Nr. 49/2018 vom 06.12.2018

Wann kommt es zur nächsten Katastrophe?

Nach dem Brand in einer Asylunterkunft in Solothurn stellt sich die Frage, wie viel der Schutz von Geflüchteten kosten darf.

Von Caroline Baur

Françoise Kopf von SOS Racisme Solothurn erhielt vor einigen Tagen ein Mail von einer mitteilungsbedürftigen Schweizerin: Sie sei nicht traurig über den Tod der sieben Menschen, die beim Brand an der Wengistrasse in Solothurn umgekommen waren, schliesslich habe sich eine Familie ohnehin illegal hier aufgehalten. Das schockiert. Aber mal ehrlich: Mit der Prekarisierung von Asylsuchenden nehmen nicht nur RassistInnen solch tragische Unfälle billigend in Kauf, sondern auch diejenigen, die unsichere Unterkünfte abnicken.

Kopf kennt das heruntergekommene und überbelegte Gebäude gut, das als provisorische Asylunterkunft dient. Der bauliche Zustand dürfte mit ein Grund gewesen sein für das Ausmass der Tragödie, bei der letzte Woche vier Erwachsene und drei Kinder aus Äthiopien und Eritrea starben. Neunzehn Personen konnten aus dem Haus gerettet werden. Ausgelöst hatte den Brand eine Bewohnerin, die mit einer brennenden Zigarette eingeschlafen war. Gegen sie läuft nun ein Strafverfahren.

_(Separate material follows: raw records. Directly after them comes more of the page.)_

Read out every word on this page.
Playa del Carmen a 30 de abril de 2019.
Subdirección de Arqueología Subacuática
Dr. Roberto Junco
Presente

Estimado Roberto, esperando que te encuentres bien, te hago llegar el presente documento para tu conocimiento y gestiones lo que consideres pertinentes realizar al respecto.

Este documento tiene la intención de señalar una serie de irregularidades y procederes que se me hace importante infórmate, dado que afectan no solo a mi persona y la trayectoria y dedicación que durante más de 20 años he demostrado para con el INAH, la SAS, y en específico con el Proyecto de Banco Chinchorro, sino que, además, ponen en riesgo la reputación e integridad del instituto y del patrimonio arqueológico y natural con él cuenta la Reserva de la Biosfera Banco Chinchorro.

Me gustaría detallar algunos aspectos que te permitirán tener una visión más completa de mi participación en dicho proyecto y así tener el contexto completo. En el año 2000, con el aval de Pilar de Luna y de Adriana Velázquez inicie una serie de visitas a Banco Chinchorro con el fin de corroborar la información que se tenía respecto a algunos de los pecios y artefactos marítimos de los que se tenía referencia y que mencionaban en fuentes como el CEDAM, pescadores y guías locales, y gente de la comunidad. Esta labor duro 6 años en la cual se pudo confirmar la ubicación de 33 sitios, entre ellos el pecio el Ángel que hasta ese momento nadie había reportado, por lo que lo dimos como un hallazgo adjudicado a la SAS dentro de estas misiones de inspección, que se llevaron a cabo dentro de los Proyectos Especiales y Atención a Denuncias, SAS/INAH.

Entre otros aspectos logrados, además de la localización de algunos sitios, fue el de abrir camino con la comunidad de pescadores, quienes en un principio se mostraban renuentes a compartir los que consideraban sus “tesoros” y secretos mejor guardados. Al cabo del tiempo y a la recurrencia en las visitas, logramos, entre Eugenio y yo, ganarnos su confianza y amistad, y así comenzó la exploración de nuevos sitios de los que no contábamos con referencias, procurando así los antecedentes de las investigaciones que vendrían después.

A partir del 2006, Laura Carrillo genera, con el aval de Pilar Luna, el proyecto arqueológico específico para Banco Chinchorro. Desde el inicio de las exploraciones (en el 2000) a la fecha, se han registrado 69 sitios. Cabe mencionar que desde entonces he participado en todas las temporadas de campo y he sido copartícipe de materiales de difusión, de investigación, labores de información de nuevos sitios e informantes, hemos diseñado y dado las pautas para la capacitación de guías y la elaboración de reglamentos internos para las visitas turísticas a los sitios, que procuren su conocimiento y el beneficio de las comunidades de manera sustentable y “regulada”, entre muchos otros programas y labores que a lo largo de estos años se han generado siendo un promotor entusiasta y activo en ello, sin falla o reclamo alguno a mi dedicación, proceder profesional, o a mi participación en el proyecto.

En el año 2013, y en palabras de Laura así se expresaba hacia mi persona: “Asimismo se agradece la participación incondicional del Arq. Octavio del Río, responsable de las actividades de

Nach der Katastrophe gab es Kritik an den Unterkünften. Die «SonntagsZeitung» machte bekannt, dass vor drei Jahren die Brandschutzvorschriften für Gebäude zur temporären Unterbringung von Asylsuchenden gelockert worden waren. Beschlossen hatte dies 2015 das Interkantonale Organ Technischer Handelshemmnisse (IOTH) wegen der «aussergewöhnlich hohen Zahl von Asylsuchenden». Seither dürfen etwa in Zivilschutzanlagen mehr als doppelt so viele Menschen untergebracht werden. Erst bei einer Belegung von über hundert Asylsuchenden in einer Liegenschaft braucht es eine Brandmeldeüberwachung oder eine Dauerwache von mindestens zwei Personen. Ein Fluchtweg darf nun 50 Meter lang sein statt maximal 32.

Diese gelockerten Vorschriften wurden bis Ende 2019 verlängert – obwohl die Zahl der Asylanträge inzwischen massiv gesunken ist, von über 39 000 im Jahr 2015 auf 18 000 im letzten Jahr. Begründung: Das IOTH rechne mit einer erneuten Zunahme. Das mag eintreffen oder auch nicht – was es endlich braucht, sind Unterkünfte mit menschenwürdigen Standards statt Dauerprovisorien. Denn man sollte nicht vergessen: Der Notstand wurde künstlich erzeugt. Als 2007 die Zahl der Asylanträge mit 10 000 auf einem historischen Tiefstand lag, baute der damalige Justizminister Christoph Blocher kurzerhand die Plätze in Unterkünften auf diese Zahl ab.

Viele Menschen drückten ihre Betroffenheit über das Schicksal der beiden Familien aus Eritrea und Äthiopien aus – auch wenn manche betonten, wie «emotional» die Angehörigen ihre Familien betrauern: anscheinend zu intensiv für den Geschmack der Einheimischen, die zu einem «Zurück in die Normalität» auffordern. Für sie mag es eine Rückkehr zur Normalität geben – aber von welcher Normalität kann für die Betroffenen unter diesen prekarisierten Zuständen die Rede sein?

Es ist die Normalität, in der gewisse Menschen weniger wert sind als andere. Solche Vorstellungen verbergen sich – womöglich unbewusst – in Aussagen wie der von Michael Binz von der Solothurnischen Gebäudeversicherung gegenüber «20 Minuten»: Die Kosten für eine flächendeckende Rauchmelderpflicht seien im Vergleich zur Anzahl Menschen, die damit gerettet werden könnten, «viel zu hoch». Die schwammigen Aussagen über das Gebäude in der «Solothurner Zeitung» machen es nicht besser: Das Haus sei nach «damals gängigen» Brandschutzvorschriften gebaut worden. Was damals gängig war, sollte uns heute weniger interessieren. Eher sollte uns das «irgendetwas» interessieren, von dem Brandschutzexperte Thomas Fluri im selben Blatt sprach: «Irgendetwas muss aber nicht funktioniert haben, sonst wären nicht so viele Menschen zu Schaden gekommen.» Leider sind sie das. Leider funktioniert vieles in diesem Asylwesen nicht.